About the only thing that can change the PQ of a signal that is within the digital domain is purposeful math; IOW, you need a binary mathematical operation to be performed, and a right-angle connector does not do that, so it can't change the PQ. A consumer digital video signal is really just a number (actually a very long series of 8 bit binary numbers) and the only way to degrade the PQ is to perform math that changes that number into a new number, a new number with rounding errors in it. As the numbers become less true of a representation of the analog original because of rounding errors, the PQ starts to manifest artifacts that degrade it. But again, a connector can't do that.
This is why the cheapest 3-ft cable performs just as well as the most expensive one; neither of them perform binary math, either by accident or on purpose.

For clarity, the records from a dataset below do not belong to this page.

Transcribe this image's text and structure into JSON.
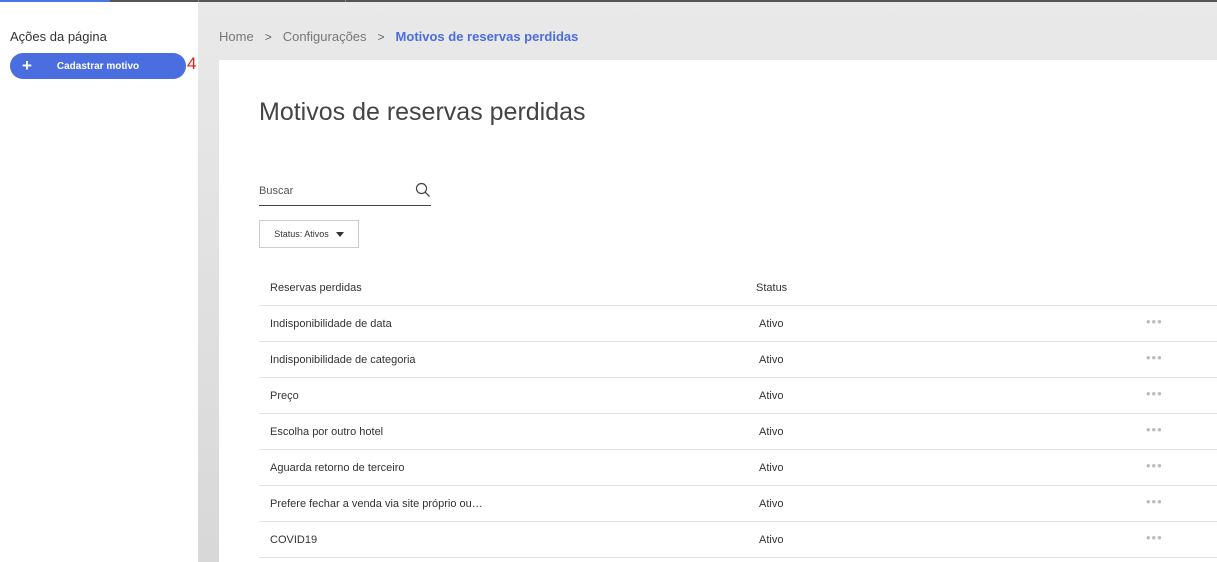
{
  "sidebar": {
    "title": "Ações da página",
    "button_plus": "+",
    "button_label": "Cadastrar motivo",
    "marker": "4"
  },
  "breadcrumb": {
    "items": [
      "Home",
      "Configurações",
      "Motivos de reservas perdidas"
    ],
    "separator": ">"
  },
  "page": {
    "title": "Motivos de reservas perdidas"
  },
  "search": {
    "placeholder": "Buscar",
    "icon": "search-icon"
  },
  "filter": {
    "label": "Status: Ativos"
  },
  "table": {
    "headers": [
      "Reservas perdidas",
      "Status"
    ],
    "action_glyph": "•••",
    "rows": [
      {
        "name": "Indisponibilidade de data",
        "status": "Ativo"
      },
      {
        "name": "Indisponibilidade de categoria",
        "status": "Ativo"
      },
      {
        "name": "Preço",
        "status": "Ativo"
      },
      {
        "name": "Escolha por outro hotel",
        "status": "Ativo"
      },
      {
        "name": "Aguarda retorno de terceiro",
        "status": "Ativo"
      },
      {
        "name": "Prefere fechar a venda via site próprio ou…",
        "status": "Ativo"
      },
      {
        "name": "COVID19",
        "status": "Ativo"
      }
    ]
  },
  "colors": {
    "accent": "#4a6ee0",
    "marker": "#e0201b"
  }
}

But right-angle or funky adapters might increase the reflections inside a cable (probably do), and that can either be a problem or not be a problem. If the run is long, the aggregate reflection from all the connectors and cabling might go over a threshold where problems occur, especially if there are a lot of adapters in the signal chain. But as we have seen here already, multiple cascaded adapters, while they most likely increase reflections, are not likely to manifest any actual issues, at least in a short cable run situation.

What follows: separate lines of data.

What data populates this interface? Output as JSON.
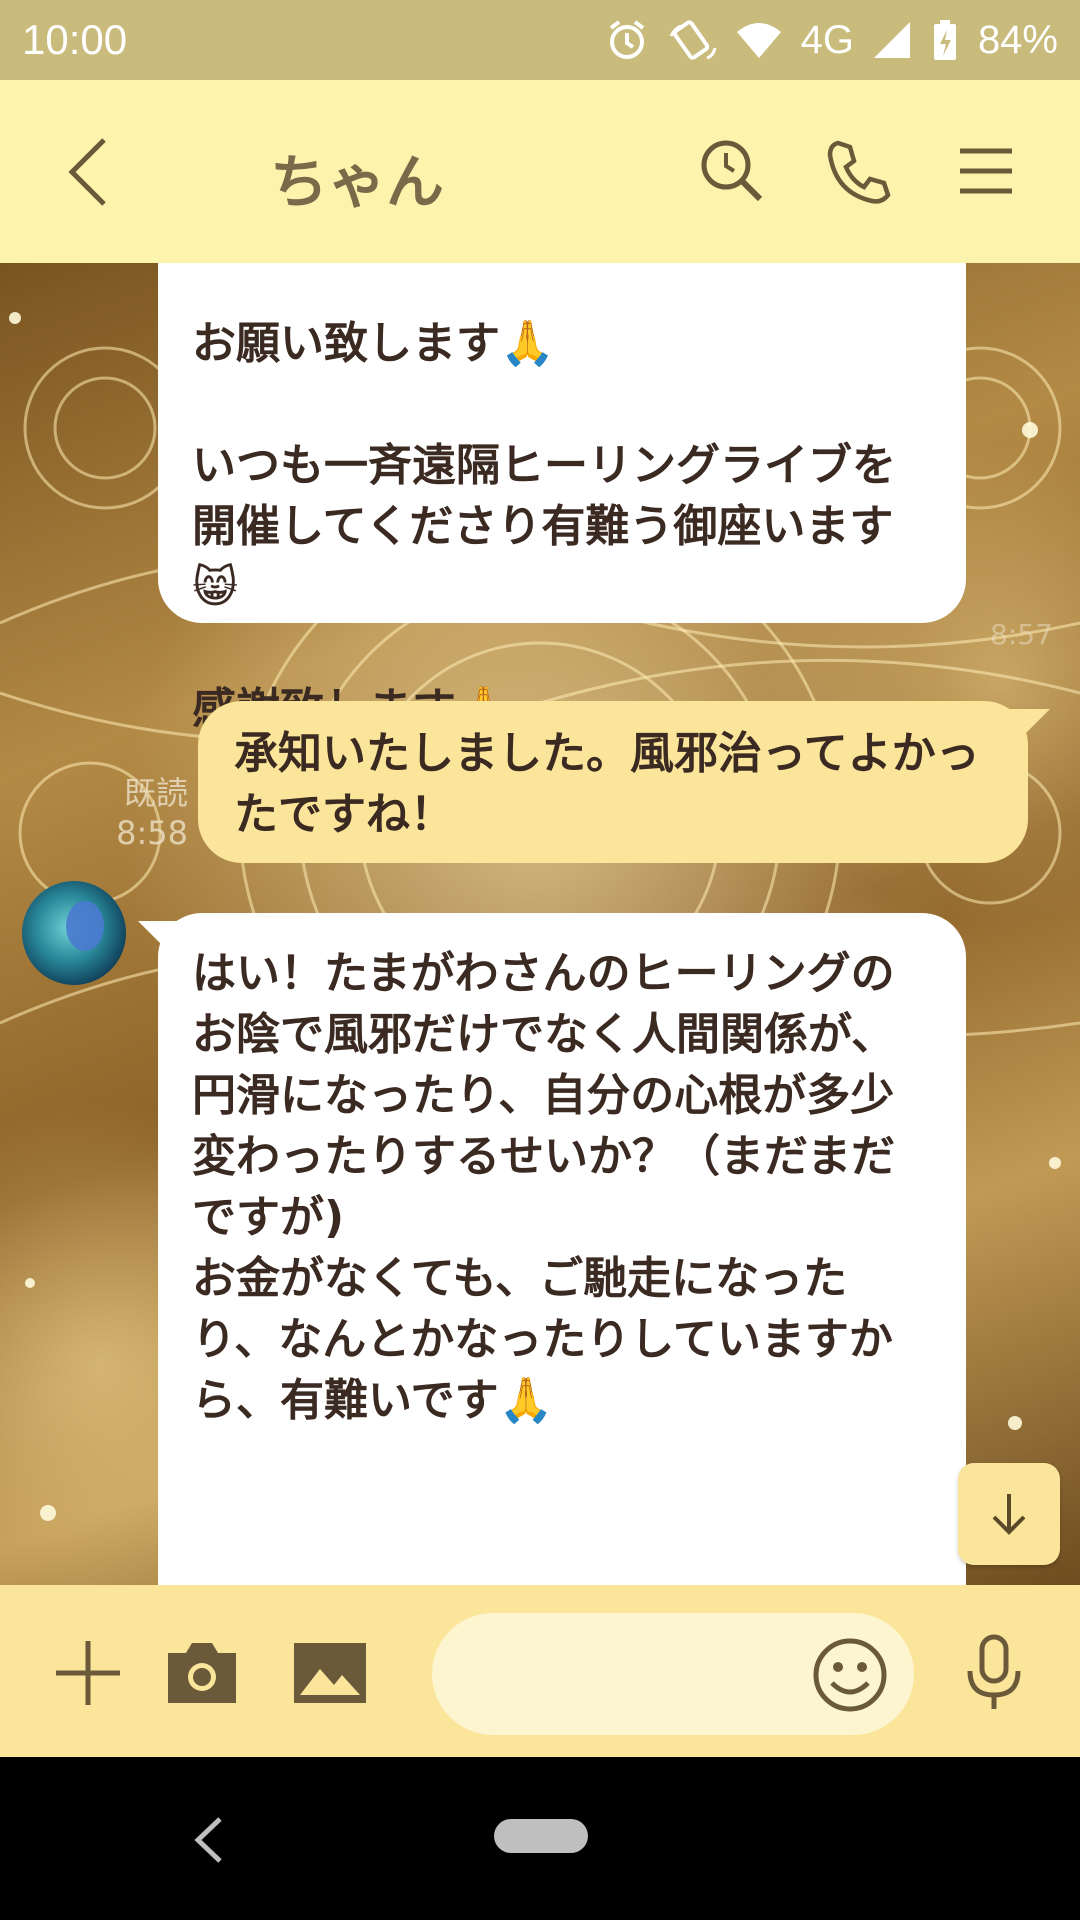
{
  "status_bar": {
    "time": "10:00",
    "network": "4G",
    "battery": "84%"
  },
  "header": {
    "title": "ちゃん"
  },
  "messages": {
    "in1_text": "お願い致します🙏\n\nいつも一斉遠隔ヒーリングライブを開催してくださり有難う御座います😸\n\n感謝致します🙏",
    "in1_time": "8:57",
    "out1_text": "承知いたしました。風邪治ってよかったですね！",
    "out1_read": "既読",
    "out1_time": "8:58",
    "in2_text": "はい！たまがわさんのヒーリングのお陰で風邪だけでなく人間関係が、円滑になったり、自分の心根が多少変わったりするせいか？（まだまだですが)\nお金がなくても、ご馳走になったり、なんとかなったりしていますから、有難いです🙏"
  },
  "input": {
    "placeholder": ""
  },
  "colors": {
    "header_bg": "#fcf3ad",
    "status_bg": "#c8bb7c",
    "my_bubble": "#fbe59a",
    "input_bar": "#fbe59a"
  }
}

As separate but parallel digital signals bleed into each other, or as digital signals lose their ability to remain perfectly timed bit to bit in series, which happens over long cable runs, eventually a point is reached where the signal becomes unreliable due to those timing errors (jitter) or multipath interferrence (the reflections interfere with the desired signal making decoding or D-to-A problematic). While that may intefere with the "quality" of the picture as perceived, it is not technically a degradation of the PQ as it exists in the signal. But that fine point hardly matters because perception is what is important.
A long HDMI cable at a small gauge can do this, and a poorly shielded HDMI switch box can also do this. The result is white sparklies in the picture, usually in a static pattern. This is normally due to the signal being reflected inside the cabling, which I guess could be the digital equivalent of "ghosting". Most short cables do not have this issue. But even though "I ain't afraid of no ghosts", this artifact is real, and can be a real problem in long cable runs.
What that means is that a better-constructed HDMI cable might avoid this issue more than a poorly-constructed one might, or a better shielded or better-buffered HDMI switch box might not suffer from this as much as a cheap one. So while you can get away with cheap cables if the run is short, it might pay to get the better cables if the runs are long, or to not buy the bottom-of-the-barrel HDMI switch box at Monoprice.
But that is certainly not an endorsement of Monster or Blue Jeans cables; while they may be more expensive I don't think that means they are really guaranteed to be any better. Odds are that they probably are (in that they may have better, less-reflective connectors rather than just better-looking connectors), but the premium might be too much to pay for, and you only need high quality for long runs.
Bottom line, insert the adapters and see what you get; if there is a problem it will manifest as sparklies, which will be the very threshold of the digital cliff. If you do not see those, you can be assured that the PQ has not been even slightly degraded.